Mr Zhirinovsky, who speaks English, French and German as well as Turkish, makes only a tiny reference to his time in Turkey - a member of Nato - in his autobiography, The Last Surge to the South.

'I practically arranged my own traineeship in Turkey for eight months,' he writes. 'There a little incident happened. They tried to accuse me of spreading communist propaganda, because I had given some Soviet badges to some local Turkish guys. Again I was unlucky.' (Before this he had been describing his lack of luck with women at university.)

An ethnic Russian born in the Kazakh capital of Alma Ata in 1946, Mr Zhirinovsky graduated from Moscow University's prestigious Institute of Asia and Africa. In the old Soviet Union, advanced language training was not given to the masses, and one did not usually go abroad before being 'called in for a chat' by the KGB.

A second degree in law helped him to become head of the legal department at Mir (Peace), an official publishing house. He was still working there in 1990 when abolition of the Communist Party's political monopoly enabled the Liberal Democratic Party to be one of the first new parties to register.

That it is neither liberal nor democratic we now know, but much remains to be found out about the LDP. For example, where did it raise the money for the high-powered election campaign that included the purchase (at pounds 460 a minute) of two hours and 44 minutes of television time, on top of the free broadcasts that were given to all the parties?

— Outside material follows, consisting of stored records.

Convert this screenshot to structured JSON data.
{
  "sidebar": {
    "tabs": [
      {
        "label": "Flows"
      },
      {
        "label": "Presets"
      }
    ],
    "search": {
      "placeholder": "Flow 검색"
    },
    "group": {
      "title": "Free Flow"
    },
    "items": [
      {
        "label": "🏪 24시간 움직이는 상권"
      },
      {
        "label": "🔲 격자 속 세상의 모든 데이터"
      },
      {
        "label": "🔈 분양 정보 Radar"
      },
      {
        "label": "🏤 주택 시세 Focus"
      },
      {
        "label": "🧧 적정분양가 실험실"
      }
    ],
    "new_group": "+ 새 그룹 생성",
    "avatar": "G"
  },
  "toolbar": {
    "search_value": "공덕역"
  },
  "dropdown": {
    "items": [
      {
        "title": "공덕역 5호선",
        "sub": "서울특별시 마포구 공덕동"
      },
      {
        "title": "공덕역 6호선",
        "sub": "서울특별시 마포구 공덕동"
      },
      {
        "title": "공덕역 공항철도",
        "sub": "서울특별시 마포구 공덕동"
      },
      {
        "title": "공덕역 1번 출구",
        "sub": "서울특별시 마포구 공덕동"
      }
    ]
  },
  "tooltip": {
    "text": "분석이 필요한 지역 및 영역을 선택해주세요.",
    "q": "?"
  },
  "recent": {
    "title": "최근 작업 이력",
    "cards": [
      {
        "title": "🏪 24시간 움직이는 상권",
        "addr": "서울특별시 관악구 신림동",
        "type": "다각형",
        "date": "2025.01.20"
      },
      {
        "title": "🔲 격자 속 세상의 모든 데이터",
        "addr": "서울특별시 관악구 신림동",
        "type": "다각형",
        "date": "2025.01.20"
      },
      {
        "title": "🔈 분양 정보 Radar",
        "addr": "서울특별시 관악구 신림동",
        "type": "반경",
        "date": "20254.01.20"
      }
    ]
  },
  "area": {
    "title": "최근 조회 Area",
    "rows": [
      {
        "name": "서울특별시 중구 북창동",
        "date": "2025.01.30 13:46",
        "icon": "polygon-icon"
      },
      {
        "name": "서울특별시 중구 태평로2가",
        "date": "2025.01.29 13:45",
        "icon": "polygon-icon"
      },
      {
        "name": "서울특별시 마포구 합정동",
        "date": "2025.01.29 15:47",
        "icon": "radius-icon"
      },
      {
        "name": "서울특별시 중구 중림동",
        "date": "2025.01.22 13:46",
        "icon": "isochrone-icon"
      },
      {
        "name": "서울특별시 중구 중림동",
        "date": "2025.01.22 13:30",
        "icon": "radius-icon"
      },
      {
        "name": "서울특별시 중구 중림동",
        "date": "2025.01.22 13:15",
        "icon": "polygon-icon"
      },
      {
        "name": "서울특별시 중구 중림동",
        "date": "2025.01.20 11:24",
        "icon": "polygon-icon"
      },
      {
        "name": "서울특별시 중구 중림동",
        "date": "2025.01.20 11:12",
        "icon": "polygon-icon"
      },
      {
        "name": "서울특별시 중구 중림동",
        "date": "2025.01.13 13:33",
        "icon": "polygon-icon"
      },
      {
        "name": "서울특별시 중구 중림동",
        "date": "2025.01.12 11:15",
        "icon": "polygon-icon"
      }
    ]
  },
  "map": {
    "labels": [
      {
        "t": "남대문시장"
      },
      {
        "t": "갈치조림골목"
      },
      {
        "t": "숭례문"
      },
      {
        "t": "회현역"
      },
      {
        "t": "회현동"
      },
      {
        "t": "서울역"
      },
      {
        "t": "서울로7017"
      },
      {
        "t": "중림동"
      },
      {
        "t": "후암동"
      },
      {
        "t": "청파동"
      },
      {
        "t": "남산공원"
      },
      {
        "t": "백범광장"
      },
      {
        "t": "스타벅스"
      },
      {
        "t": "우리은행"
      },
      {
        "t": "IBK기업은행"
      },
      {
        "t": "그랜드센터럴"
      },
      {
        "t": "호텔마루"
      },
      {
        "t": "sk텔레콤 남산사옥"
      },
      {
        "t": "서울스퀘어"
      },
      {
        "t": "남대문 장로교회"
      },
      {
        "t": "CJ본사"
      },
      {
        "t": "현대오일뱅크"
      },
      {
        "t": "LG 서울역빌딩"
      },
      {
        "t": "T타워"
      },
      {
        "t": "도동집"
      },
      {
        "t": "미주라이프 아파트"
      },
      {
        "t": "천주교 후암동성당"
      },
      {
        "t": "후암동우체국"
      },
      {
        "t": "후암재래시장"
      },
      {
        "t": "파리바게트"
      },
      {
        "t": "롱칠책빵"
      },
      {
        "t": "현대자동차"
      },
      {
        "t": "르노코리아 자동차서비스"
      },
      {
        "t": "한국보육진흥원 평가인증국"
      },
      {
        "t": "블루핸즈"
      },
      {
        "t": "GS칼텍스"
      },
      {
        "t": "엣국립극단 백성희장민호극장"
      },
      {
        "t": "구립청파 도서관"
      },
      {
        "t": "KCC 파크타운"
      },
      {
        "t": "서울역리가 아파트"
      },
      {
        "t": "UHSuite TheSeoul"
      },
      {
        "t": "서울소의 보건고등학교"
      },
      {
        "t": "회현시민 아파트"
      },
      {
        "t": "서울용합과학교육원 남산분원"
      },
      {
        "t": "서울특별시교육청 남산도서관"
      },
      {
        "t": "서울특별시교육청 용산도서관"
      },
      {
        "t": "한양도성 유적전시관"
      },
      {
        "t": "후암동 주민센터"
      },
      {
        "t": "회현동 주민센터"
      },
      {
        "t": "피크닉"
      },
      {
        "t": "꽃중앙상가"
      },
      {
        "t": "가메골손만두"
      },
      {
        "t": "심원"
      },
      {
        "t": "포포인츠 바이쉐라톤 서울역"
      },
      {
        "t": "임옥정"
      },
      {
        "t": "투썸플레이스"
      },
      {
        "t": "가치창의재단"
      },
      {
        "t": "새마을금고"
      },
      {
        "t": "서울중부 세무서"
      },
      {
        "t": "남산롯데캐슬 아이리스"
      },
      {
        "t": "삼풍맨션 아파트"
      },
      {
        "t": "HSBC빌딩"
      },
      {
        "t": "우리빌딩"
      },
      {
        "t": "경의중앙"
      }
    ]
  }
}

At a press conference on Tuesday, Mr Zhirinovsky - who sent a small contingent of his volunteers to Badghdad after the Gulf war as a gesture of support to Saddam Hussein - strenuously denied that he had received financial help from Iraq (a former KGB client state). 'Not one kopeck,' he protested. 'We have more than one billion roubles ( pounds 660,000) in the party fund, and it came entirely from voluntary donations from Russian citizens. I am very grateful that they made these contributions from their miserable pensions. I kneel down before them to thank them for their trust in me.'

Another theory is that the military or security services helped him. His press conference was attended by sympathetic senior army officers, and congratulatory telegrams were read out from men of the Baltic and Black Sea fleets.

Next to Mr Zhirinovsky sat his candidate for security minister, Sergei Abeltsev, who was introduced as a 'Russian intelligence officer'. A bald hulk of a man, who looked like a night- club bouncer, he briefly expressed the hope that former KGB men who have gone into commerce would return to their first profession: the fight against crime.